After the first day back, teachers and students raised concerns about the safety and logistics of squeezing the shelter into the busy Washington Heights campus, which already houses four high schools with about 3,000 students.

“It’s a major danger because of the health and safety risks,” said a teacher who spoke on condition of anonymity.

Teachers, volunteers and local officials said the shelter initially housed New Yorkers who were forced to leave their homes in the storm, but early this week the city also began busing in dozens of people who were homeless before the hurricane hit.

One family came to the shelter with scabies and had to be quarantined while they were treated, teachers and volunteers said.

“They took people right off the street,” the teacher said. “Everybody was against it.”

George Washington High School is one of five high schools across the city that split its space between students and shelter residents on Thursday.

Along with George Washington, Brooklyn Technical High School, Franklin Delano Roosevelt High School, Hillcrest High School and Susan Wagner High School together temporarily housed 717 people as of Wednesday night.

City officials said there were 53 people staying in the George Washington shelter, but some teachers thought there were more than twice that many.

The shelter residents were confined to just part of the building and had their own entrance, and extra school safety officers and Department of Homeless Services workers were on hand to ensure the residents did not mix with the students, the Department of Education said Wednesday.

Still, many students and teachers disapproved of the arrangement, which shuffled some classes into the auditorium, closed a main staircase and prevented students from using the gym, where the shelter residents were sleeping.

“It's better with them gone,” said Ismet Sabovic, 14. “It's a school, not a shelter.

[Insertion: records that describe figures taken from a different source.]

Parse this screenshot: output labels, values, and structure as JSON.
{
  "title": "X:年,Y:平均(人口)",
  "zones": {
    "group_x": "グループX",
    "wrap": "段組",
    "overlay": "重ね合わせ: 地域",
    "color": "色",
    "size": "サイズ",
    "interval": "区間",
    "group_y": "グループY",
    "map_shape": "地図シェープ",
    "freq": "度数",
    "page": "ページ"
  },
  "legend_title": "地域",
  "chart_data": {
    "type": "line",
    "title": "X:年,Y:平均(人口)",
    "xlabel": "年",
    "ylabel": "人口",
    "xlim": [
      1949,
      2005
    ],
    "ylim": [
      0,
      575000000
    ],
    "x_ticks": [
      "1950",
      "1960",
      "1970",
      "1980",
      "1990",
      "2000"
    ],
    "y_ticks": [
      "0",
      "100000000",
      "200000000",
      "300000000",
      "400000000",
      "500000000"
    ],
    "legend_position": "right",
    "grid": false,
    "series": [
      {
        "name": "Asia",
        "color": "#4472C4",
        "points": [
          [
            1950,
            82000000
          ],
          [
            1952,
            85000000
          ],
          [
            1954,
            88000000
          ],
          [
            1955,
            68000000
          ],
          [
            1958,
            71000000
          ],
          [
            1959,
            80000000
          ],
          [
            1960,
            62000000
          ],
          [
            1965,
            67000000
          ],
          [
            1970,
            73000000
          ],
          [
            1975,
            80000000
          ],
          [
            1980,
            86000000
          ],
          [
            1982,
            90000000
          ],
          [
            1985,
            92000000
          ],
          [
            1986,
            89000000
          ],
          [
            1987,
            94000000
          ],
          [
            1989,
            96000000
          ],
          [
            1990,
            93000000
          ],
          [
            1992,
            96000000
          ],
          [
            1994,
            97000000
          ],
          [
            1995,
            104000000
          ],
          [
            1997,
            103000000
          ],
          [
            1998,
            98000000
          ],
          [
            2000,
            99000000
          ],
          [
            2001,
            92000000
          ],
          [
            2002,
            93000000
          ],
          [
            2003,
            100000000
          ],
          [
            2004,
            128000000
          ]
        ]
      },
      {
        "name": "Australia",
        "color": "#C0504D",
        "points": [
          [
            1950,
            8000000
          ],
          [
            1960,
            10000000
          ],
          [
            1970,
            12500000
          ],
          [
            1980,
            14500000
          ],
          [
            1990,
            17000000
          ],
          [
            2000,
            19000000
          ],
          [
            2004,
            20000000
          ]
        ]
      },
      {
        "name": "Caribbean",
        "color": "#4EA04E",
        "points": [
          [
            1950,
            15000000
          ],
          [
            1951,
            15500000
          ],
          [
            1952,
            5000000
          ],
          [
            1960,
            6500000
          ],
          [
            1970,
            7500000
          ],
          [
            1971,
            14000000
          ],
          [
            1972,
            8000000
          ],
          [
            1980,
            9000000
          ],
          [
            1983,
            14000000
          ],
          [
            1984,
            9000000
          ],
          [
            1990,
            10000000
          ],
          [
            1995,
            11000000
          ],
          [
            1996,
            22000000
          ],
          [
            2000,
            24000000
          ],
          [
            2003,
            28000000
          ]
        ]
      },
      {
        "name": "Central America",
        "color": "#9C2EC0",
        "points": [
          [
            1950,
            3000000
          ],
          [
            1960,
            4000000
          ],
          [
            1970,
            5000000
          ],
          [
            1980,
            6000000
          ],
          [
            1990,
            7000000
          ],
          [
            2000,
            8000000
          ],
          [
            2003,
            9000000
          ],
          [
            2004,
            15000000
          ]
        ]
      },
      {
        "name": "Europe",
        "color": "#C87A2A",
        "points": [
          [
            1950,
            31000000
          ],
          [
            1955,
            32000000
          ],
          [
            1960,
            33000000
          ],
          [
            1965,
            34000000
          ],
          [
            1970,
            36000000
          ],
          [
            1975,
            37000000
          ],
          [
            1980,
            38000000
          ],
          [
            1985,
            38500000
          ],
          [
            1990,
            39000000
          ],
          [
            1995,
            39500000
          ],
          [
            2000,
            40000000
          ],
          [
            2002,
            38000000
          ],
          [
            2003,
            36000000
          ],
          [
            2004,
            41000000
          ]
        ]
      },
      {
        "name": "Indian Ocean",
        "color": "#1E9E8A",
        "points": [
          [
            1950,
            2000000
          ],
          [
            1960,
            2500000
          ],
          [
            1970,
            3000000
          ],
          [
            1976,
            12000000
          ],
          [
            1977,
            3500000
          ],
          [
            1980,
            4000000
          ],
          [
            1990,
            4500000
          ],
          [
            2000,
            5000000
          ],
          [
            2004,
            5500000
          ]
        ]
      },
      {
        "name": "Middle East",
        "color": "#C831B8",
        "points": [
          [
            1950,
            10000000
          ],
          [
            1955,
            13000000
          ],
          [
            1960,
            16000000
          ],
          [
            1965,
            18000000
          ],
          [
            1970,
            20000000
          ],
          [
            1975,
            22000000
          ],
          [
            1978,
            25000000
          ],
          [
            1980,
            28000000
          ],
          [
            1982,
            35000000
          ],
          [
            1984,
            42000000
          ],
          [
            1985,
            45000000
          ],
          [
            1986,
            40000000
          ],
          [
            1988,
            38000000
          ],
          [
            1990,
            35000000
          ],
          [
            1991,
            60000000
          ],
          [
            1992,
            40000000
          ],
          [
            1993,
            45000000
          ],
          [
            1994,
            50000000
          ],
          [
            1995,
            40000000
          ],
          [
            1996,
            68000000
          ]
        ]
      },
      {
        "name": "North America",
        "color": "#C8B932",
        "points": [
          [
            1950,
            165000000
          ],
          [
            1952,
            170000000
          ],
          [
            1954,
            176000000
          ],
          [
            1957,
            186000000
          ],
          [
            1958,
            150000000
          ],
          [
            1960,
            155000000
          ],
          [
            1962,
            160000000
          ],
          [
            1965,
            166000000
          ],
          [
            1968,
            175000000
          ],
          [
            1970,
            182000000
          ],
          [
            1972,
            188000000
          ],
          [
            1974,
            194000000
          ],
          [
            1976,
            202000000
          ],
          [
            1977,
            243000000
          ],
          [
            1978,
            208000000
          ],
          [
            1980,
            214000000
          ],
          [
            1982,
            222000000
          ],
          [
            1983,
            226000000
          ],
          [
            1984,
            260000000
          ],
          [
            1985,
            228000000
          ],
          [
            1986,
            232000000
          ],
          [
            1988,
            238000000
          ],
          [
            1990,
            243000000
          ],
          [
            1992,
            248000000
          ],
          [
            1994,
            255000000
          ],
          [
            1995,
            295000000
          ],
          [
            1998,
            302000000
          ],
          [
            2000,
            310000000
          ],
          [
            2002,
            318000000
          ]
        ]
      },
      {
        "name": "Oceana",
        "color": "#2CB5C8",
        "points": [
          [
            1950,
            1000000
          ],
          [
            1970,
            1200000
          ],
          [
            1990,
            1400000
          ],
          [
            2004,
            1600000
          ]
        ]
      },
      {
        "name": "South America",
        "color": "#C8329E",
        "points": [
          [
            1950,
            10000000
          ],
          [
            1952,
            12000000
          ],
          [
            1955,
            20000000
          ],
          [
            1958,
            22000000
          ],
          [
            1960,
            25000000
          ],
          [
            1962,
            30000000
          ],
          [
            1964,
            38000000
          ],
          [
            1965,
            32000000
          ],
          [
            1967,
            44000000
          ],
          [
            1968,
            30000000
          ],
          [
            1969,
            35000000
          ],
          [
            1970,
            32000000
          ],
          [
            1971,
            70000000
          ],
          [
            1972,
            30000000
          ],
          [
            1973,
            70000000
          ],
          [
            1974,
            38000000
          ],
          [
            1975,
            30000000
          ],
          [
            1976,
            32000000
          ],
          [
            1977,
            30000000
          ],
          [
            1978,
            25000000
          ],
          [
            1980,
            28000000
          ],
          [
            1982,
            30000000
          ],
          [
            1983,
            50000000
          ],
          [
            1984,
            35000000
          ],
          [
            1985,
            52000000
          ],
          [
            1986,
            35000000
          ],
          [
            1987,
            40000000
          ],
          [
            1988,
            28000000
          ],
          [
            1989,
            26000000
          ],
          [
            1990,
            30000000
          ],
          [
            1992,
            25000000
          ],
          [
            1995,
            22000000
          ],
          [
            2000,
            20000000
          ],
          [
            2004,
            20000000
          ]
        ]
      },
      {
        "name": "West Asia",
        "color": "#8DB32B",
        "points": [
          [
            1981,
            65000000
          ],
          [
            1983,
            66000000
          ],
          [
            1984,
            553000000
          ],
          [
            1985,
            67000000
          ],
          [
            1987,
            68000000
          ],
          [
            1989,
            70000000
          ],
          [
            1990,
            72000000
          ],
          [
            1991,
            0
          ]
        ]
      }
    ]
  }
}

I know that they are homeless, but it's not supposed to be a place where there are old homeless people."

Another teacher, who did not give her name, said she was concerned that shelter residents could pose a danger to the students, who already receive extra city resources because George Washington was designated a violence-prone Impact School earlier this year.

"I don't want to be in a school with a shelter in there, because the students can definitely get mixed in," the teacher said. "I mean, it's already an unsafe school, so this just adds to the chaos."

Some students, though, said they were happy to share their space with those in need.

“I think it’s perfectly fine because people were impacted by the storm,” said Claudio Fernandez, 16, a junior. “So it’s OK, whatever it takes.”

At Brooklyn Tech in Fort Green, some students also said they didn’t mind having a shelter on the top two floors of their building, but others worried that the evacuees, who include fragile nursing home patients, would be crunched for space.

"I feel really bad for the people," Brooklyn Tech junior T'khya Yisrael said. "We have 5,000-plus kids in here, and we're trying to shove them all into six floors. It's bad enough already."